Dan Wiener, investment manager and longtime publisher of the Independent Adviser for Vanguard Investors newsletter, was especially curious about that reserve. He has lately run the numbers, and he reports that Vanguard has reduced its unpaid fund liabilities, from $1.8 billion in 2015-16, to less than $800 million in 2018-19.

I ran that by a couple of tax lawyers, who say that’s the kind of reduction that tends to follow tax agreements, though it’s hard to know exactly what the private, for-profit company is up to if it doesn’t want to explain. Vanguard declined to comment.

Not enough?

The pending sale of New Hope-based social-media and video-messaging app owner Meet Group to eHarmony owner and TV programmer ProSieben, of Germany, has disappointed shareholders such as Dan Mobbs, of Colts Neck, N.J.
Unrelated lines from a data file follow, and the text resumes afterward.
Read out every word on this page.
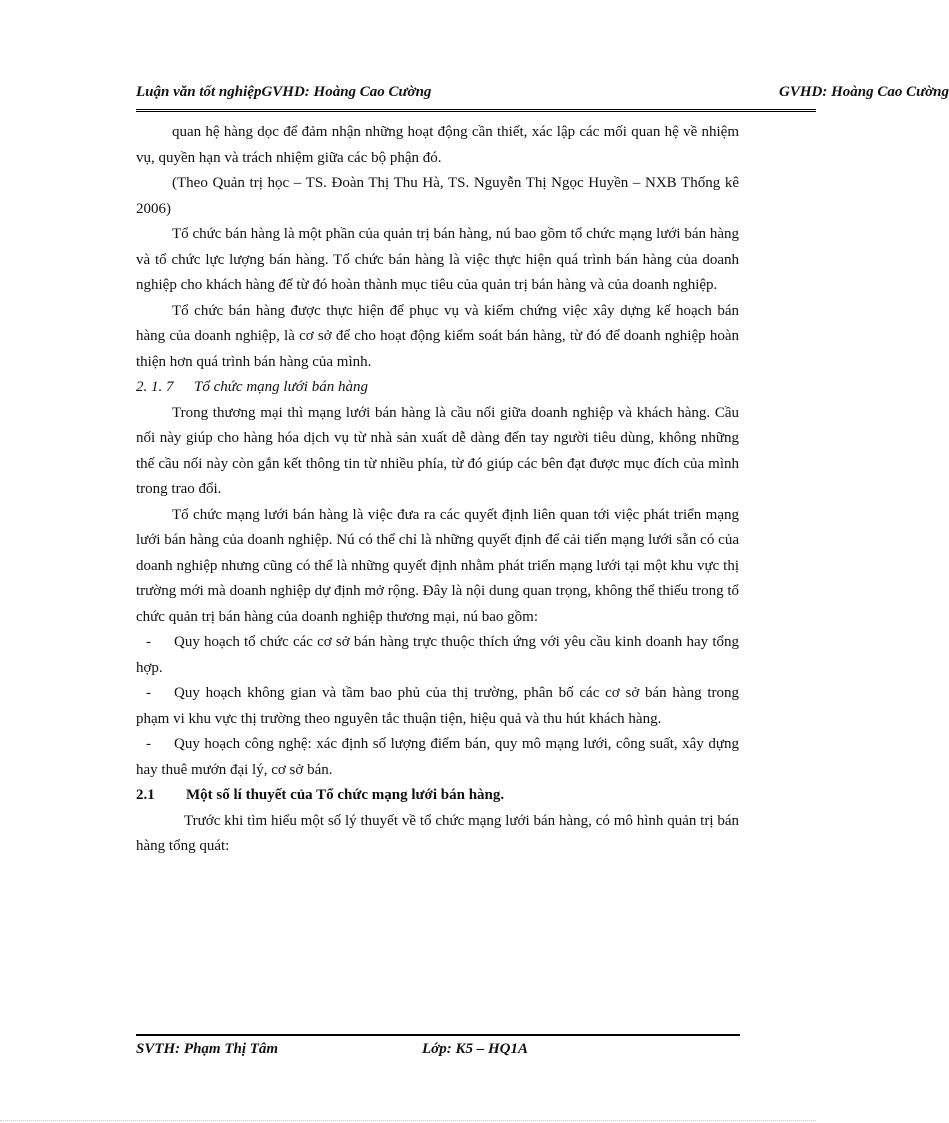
Luận văn tốt nghiệpGVHD: Hoàng Cao Cường	GVHD: Hoàng Cao Cường

quan hệ hàng dọc để đảm nhận những hoạt động cần thiết, xác lập các mối quan hệ về nhiệm vụ, quyền hạn và trách nhiệm giữa các bộ phận đó.

(Theo Quản trị học – TS. Đoàn Thị Thu Hà, TS. Nguyễn Thị Ngọc Huyền – NXB Thống kê 2006)

Tổ chức bán hàng là một phần của quản trị bán hàng, nú bao gồm tổ chức mạng lưới bán hàng và tổ chức lực lượng bán hàng. Tổ chức bán hàng là việc thực hiện quá trình bán hàng của doanh nghiệp cho khách hàng để từ đó hoàn thành mục tiêu của quản trị bán hàng và của doanh nghiệp.

Tổ chức bán hàng được thực hiện để phục vụ và kiểm chứng việc xây dựng kế hoạch bán hàng của doanh nghiệp, là cơ sở để cho hoạt động kiểm soát bán hàng, từ đó để doanh nghiệp hoàn thiện hơn quá trình bán hàng của mình.

2. 1. 7 Tổ chức mạng lưới bán hàng

Trong thương mại thì mạng lưới bán hàng là cầu nối giữa doanh nghiệp và khách hàng. Cầu nối này giúp cho hàng hóa dịch vụ từ nhà sản xuất dễ dàng đến tay người tiêu dùng, không những thế cầu nối này còn gắn kết thông tin từ nhiều phía, từ đó giúp các bên đạt được mục đích của mình trong trao đổi.

Tổ chức mạng lưới bán hàng là việc đưa ra các quyết định liên quan tới việc phát triển mạng lưới bán hàng của doanh nghiệp. Nú có thể chỉ là những quyết định để cải tiến mạng lưới sẵn có của doanh nghiệp nhưng cũng có thể là những quyết định nhằm phát triển mạng lưới tại một khu vực thị trường mới mà doanh nghiệp dự định mở rộng. Đây là nội dung quan trọng, không thể thiếu trong tổ chức quản trị bán hàng của doanh nghiệp thương mại, nú bao gồm:

- Quy hoạch tổ chức các cơ sở bán hàng trực thuộc thích ứng với yêu cầu kinh doanh hay tổng hợp.

- Quy hoạch không gian và tầm bao phủ của thị trường, phân bố các cơ sở bán hàng trong phạm vi khu vực thị trường theo nguyên tắc thuận tiện, hiệu quả và thu hút khách hàng.

- Quy hoạch công nghệ: xác định số lượng điểm bán, quy mô mạng lưới, công suất, xây dựng hay thuê mướn đại lý, cơ sở bán.

2.1 Một số lí thuyết của Tổ chức mạng lưới bán hàng.

Trước khi tìm hiểu một số lý thuyết về tổ chức mạng lưới bán hàng, có mô hình quản trị bán hàng tổng quát:

SVTH: Phạm Thị Tâm	Lớp: K5 – HQ1A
Mobbs notes that law firms for investors have inquired about the fairness of the $6.30 a share sale announced in December and subject to a shareholder vote next month. (Founder and CEO Geoff Cook stands to collect $12 million in stock and cash as severance pay; he also owns shares worth $13 million at the sale price.)

Mobb points out that the $500 million sale price is not much more than twice this year’s sales; a growing social media company ought to get closer to four times revenues, he figures. The vote is scheduled for June 11.